Weekly Prompt: won't you celebrate with me


Every post in this series will include a weekly reading and a list of prompts in response to that reading. Some of them will be focused on craft; some will ask you to evaluate content.

This idea was born from an MFA course I took that focused almost entirely on emulating the style of other writers and then reimagining that first draft into something that was our own but still had echoes of the original. It's also inspired by the heightened sociopolitical reality so many of us come face to face with each day.

Writing can be for pleasure; it can be cathartic; it can be used as a tool; it can preserve memory; it can foster connection. Whatever it may be, I hope this series helps you find what you're looking for out of your practice.


Week of November 9

Reading: "won't you celebrate with me" by Lucille Clifton

Craft element to note: A call to action. When writing a political essay, it's important to give readers an in. Sometimes this in will be obvious: a reader already agrees with what you're saying. Other times, you'll need to coax them in before you can start convincing them to consider what you're saying. This is the same with poetry.

Clifton begins her poem, "won't you celebrate with me / what i have shaped into a kind of life?" And this is a call to action, but it's also an invitation—one hard for readers to turn down. Notably, we also start in the past, far removed from immediate tension. Each line builds up a beautiful rendition of a woman: autonomy of self, starshine and clay, hands holding tight, a celebration. It isn't until we get to the end that we fully understand what Clifton's call to action is asking: not for us to celebrate her life, but for us to celebrate that she still is alive, despite all of the oppressive systems working against her. The end slaps you into paying better attention, and that is ultimately what she's asking: for readers to better understand the reality of life for Black women.
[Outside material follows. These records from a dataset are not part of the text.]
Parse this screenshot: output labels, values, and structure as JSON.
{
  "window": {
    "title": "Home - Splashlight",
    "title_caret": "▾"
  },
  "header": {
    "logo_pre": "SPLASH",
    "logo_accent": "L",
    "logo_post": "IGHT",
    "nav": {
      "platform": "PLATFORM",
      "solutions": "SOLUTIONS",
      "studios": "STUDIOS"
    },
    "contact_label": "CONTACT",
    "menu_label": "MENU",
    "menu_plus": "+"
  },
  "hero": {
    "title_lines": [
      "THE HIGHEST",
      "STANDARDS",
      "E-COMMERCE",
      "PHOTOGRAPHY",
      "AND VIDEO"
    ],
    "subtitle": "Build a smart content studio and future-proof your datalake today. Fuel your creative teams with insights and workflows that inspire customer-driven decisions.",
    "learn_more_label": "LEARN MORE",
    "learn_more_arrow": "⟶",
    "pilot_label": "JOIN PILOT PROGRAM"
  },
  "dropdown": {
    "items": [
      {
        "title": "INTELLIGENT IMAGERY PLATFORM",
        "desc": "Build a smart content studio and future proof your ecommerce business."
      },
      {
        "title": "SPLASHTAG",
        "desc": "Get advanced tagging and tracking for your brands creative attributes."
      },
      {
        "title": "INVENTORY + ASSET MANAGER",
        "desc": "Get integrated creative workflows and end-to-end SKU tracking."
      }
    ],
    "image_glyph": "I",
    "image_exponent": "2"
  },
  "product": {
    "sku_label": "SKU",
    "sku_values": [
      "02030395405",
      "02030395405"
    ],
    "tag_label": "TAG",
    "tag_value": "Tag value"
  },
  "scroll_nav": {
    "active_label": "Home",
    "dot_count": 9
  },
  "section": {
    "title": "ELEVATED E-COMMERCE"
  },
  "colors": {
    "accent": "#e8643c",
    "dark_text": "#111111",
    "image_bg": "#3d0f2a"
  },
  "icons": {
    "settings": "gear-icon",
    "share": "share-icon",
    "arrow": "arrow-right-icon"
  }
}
  1. Write a poem about a strong sociopolitical belief you hold aimed at readers who agree with that belief.
  2. Take the same poem, but rewrite it to coax unwilling readers in.
  3. Choose a call to action that is simultaneously acting as an invitation, written as a question, and start a poem with it. 
  4. Using that same call to action, write it as a statement, no invitation necessary, and end a poem with it. How does that difference change the content?
  5. Choose an aspect of your self you feel has been ignored, undermined, disrespected, made into a stereotype, or discriminated against. Following the structure of Clifton's poem, invite the reader in, build up how that aspect is empowering, and then end with a clarification on what your invitation is really asking.